The problem is that job search websites and job listings that list jobs online can’t always tell if what appears to be a great job opportunity is actually a scam. There are many job scams on Internet job boards, such as the Yahoo job scam and the Craigslist job scam, and specific job scams such as the home job placement scam (in fact, while it’s possible to find a legitimate no fee work at home job, and other paid internet jobs, it’s very hard to tell the legitimate work at home jobs from the scams). Then there are the not-quite-scam jobs, such as the so-called “Primerica job scams”. So, how to tell if a job is a scam? Here’s how.


The very first thing to look at is whether you are required to pay a fee in order to apply for the job, or to get additional information. If at any point in the process – from the moment you read the job listing through the point where they are supposedly going to offer you a job – they tell you that you must pay a fee in advance, run the other way. No matter how legitimate it sounds, if someone is asking you to pay to apply for a job, it’s almost certainly a scam, and even if it isn’t a complete scam, the odds are that the “job” is going to end up costing you more than you will ever earn (see about the Primerica job ‘scams’ below). These fees can be disguised as many “requirements”, from having to pay for the ’employer’ or recruiter to check your credit report or do a background check, to having to pay for “training” or a deposit until they see if you “work out”. Again, in any and all cases, the moment you have to pay anything, don’t do it, and walk away.
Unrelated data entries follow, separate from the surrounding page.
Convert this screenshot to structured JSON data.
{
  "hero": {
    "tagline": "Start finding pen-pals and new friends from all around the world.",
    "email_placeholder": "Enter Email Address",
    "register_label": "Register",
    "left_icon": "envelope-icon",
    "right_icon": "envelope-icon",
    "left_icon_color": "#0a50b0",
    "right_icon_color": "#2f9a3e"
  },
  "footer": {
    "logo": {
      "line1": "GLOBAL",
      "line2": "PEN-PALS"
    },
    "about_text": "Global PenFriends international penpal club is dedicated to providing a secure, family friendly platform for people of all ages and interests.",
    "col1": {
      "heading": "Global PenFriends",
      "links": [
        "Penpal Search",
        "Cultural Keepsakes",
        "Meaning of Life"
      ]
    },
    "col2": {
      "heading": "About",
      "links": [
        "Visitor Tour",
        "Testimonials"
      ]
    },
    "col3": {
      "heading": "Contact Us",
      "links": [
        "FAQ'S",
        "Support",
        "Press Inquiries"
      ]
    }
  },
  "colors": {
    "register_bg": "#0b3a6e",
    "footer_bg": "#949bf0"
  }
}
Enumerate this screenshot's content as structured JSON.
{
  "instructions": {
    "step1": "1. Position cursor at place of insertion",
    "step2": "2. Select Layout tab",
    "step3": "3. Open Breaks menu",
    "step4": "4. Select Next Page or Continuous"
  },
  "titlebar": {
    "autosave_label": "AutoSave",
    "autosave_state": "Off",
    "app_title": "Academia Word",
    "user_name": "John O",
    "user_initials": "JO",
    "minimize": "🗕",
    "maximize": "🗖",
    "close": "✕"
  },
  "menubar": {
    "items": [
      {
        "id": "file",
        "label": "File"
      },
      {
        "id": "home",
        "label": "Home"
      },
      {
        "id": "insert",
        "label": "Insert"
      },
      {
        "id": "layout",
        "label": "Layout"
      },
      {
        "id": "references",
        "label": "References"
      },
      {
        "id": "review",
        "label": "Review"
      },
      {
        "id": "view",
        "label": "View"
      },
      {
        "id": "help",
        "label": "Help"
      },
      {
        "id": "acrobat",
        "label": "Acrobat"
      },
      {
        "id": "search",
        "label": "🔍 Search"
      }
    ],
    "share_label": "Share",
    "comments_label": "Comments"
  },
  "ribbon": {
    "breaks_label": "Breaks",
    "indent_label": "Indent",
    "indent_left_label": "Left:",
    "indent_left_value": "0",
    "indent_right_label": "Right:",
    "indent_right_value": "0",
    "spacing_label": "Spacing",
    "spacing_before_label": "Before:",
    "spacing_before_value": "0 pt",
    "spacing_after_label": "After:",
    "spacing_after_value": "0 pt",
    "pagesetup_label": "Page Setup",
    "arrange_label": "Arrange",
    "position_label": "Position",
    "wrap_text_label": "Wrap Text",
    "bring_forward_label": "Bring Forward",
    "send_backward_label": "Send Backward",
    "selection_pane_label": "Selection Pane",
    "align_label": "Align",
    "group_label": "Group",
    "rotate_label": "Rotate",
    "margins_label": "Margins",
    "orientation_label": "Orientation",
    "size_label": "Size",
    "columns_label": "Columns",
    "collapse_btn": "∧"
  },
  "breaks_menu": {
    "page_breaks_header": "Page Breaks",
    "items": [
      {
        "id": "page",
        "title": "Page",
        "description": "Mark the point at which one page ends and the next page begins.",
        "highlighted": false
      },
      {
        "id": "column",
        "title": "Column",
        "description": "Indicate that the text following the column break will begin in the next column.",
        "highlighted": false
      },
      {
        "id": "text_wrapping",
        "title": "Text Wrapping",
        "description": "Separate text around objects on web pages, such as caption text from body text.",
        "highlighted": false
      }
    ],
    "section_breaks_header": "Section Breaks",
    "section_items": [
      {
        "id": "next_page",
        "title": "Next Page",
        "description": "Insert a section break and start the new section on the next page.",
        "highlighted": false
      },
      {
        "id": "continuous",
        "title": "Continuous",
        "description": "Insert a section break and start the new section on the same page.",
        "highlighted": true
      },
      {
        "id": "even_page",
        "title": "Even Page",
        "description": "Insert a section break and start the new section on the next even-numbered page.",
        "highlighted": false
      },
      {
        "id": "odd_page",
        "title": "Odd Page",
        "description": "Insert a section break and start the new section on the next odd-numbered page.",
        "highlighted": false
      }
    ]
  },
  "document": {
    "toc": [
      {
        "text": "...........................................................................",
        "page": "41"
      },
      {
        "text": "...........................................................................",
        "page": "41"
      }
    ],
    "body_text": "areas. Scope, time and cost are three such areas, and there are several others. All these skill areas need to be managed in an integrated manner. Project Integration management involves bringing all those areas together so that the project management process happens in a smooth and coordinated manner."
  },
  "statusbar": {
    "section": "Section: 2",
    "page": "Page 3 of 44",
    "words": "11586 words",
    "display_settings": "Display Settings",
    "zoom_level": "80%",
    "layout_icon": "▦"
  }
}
While it’s true that legitimate employers may want to do a background check or a credit check, legitimate employers also pay the cost of those and never ask an applicant to do so.

There are some “pay up front” job opportunities (and we use the term loosely) that fall into the grey area of “is it a scam or isn’t it?” A prime example of this is the so-called Primerica job scam. Primerica is an insurance and financial services firm which is run like a multi-level marketing company. They require that you give them about $200 up front, in exchange for which you get the opportunity to sell their services to people you know. They do in fact use at least part of the $200 to get you set up, and you can earn money if you are very good at selling their services to all of your friends and family, so in that sense it is not truly a scam. On the other hand, very few people can really be successful under this kind of scheme, and of course Primerica knows that, so are they a scam or aren’t they?

A more subtle scam doesn’t necessarily ask the job-seeker for money, but for another resource which can then be traded for money: your personal information. This is a bit tougher to spot, because something as seemingly innocent as your email address can be sold for hard cash by a scammer, yet legitimate employers also need to know how to contact you and so will legitimately ask for your email address. For this reason, we recommend that you create a unique email address in Gmail or another free service provider, specifically for your job search, so that if it gets compromised, you can just close the account. And, of course, never ever give any financially-related information, such as a credit card number or banking information, to a prospective employer – legitimate employers will never ask for this information.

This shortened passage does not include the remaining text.